Black History Month

Today is the last day of Black History Month for 2008. If I hadn’t known it was Black History Month I would have totally missed it because there was practically nothing to help identify it or honor it. I must admit that I don’t watch a lot of network television. It’s usually limited to the local news and the evening network news. But neither of these sources was very helpful in promoting Black History Month. I watched a little PBS every now and then and again I have to say very little news advertising Black History Month.
On the other hand, I hear some people saying that Black History Month is unfair. Why do black people need a month to recognize their history? Based on what I’ve seen what difference does it make? It’s not like all the television shows featured black people or the broadcasters decided to make black specials. There is virtually no difference between Black History Month and the month of November. Despite the fact that it’s Black History Month the primary focus is business as usual. The only news was about the various presidential primaries. Black History Month is no threat to the status quo of white people painted everywhere while black people remain an afterthought.

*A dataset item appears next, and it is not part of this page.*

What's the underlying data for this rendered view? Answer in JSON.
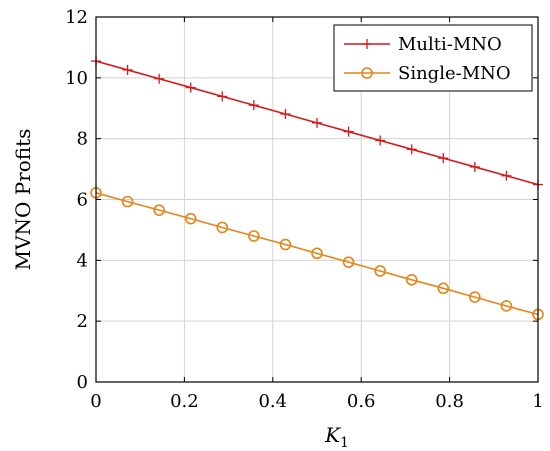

Why isn’t there a white history month? All I can say is what month isn’t focused on white history? I saw a movie about Medgar Evers featuring Alec Baldwin and Whoopi Goldberg and the movie was more about the personal love life of the lawyer who pushed to try Bryon de la Beckwith a third time for Mr. Evers’ murder. A soldier in the struggle to obtain civil rights for the black community is murdered in cold blood and his family is denied justice by the racist judicial system of Alabama. But the movie focuses on the attorney who gets a conviction. Generally speaking black history takes a back seat to white interest.
The only black history that gets told promoted in this country is the black history that conforms to the dominant culture’s white mindset and traditional propaganda. Propaganda teaches that Abraham Lincoln freed the slaves. Black people everywhere are taught to love this man. But Mr. Lincoln was no friend of the black community. Abraham Lincoln is recorded as saying that he has no desire to make black people the equal of whites. In the perpetual struggle between the two races Mr. Lincoln wanted to assure white superiority and black oppression. But because the only black history we learn is the version publicized by the dominant community we are manipulated to celebrating the birthday of this racist.
What do some white people want to see in a month set aside for white history? I guess it’s not enough that every channel on television, with the possible exception of Black Entertainment Television, is overwhelmingly represented with white people, be they actors, news reporters, the focus of positive news stories, narrators, voices for cartoon characters, or anything else, with a percentage that far exceeds their approximate seventy percent of the total population.
Maybe some people want a white history month that has absolutely no black people on television, radio, or other venues of entertainment or information. That’s not a very tall order. In most popular television programs there would only be a single black person to let go if there are any at all. The number of programs that feature more than one obviously black person pales in comparison to the number of programs that feature no black people. And the number of shows that feature black characters that can serve as strong role models for black children and impressionable black adults seriously pales. If people wanted a month without seeing any black people on television I seriously doubt if they would notice the difference.
Black History Month is almost over. A few more hours and we can go back to the status quo of no interest in anything remotely considered black history. Black History Month is one of those things that sound a lot more impressive than its actual execution. As long as the black community has to depend on the dominant culture to provide the curriculum for our black history it will always be considered some kind of imposition that most would rather do without. The dominant community has nothing to gain from any focus on black history. Can they make it any clearer that the history of the black community doesn’t matter?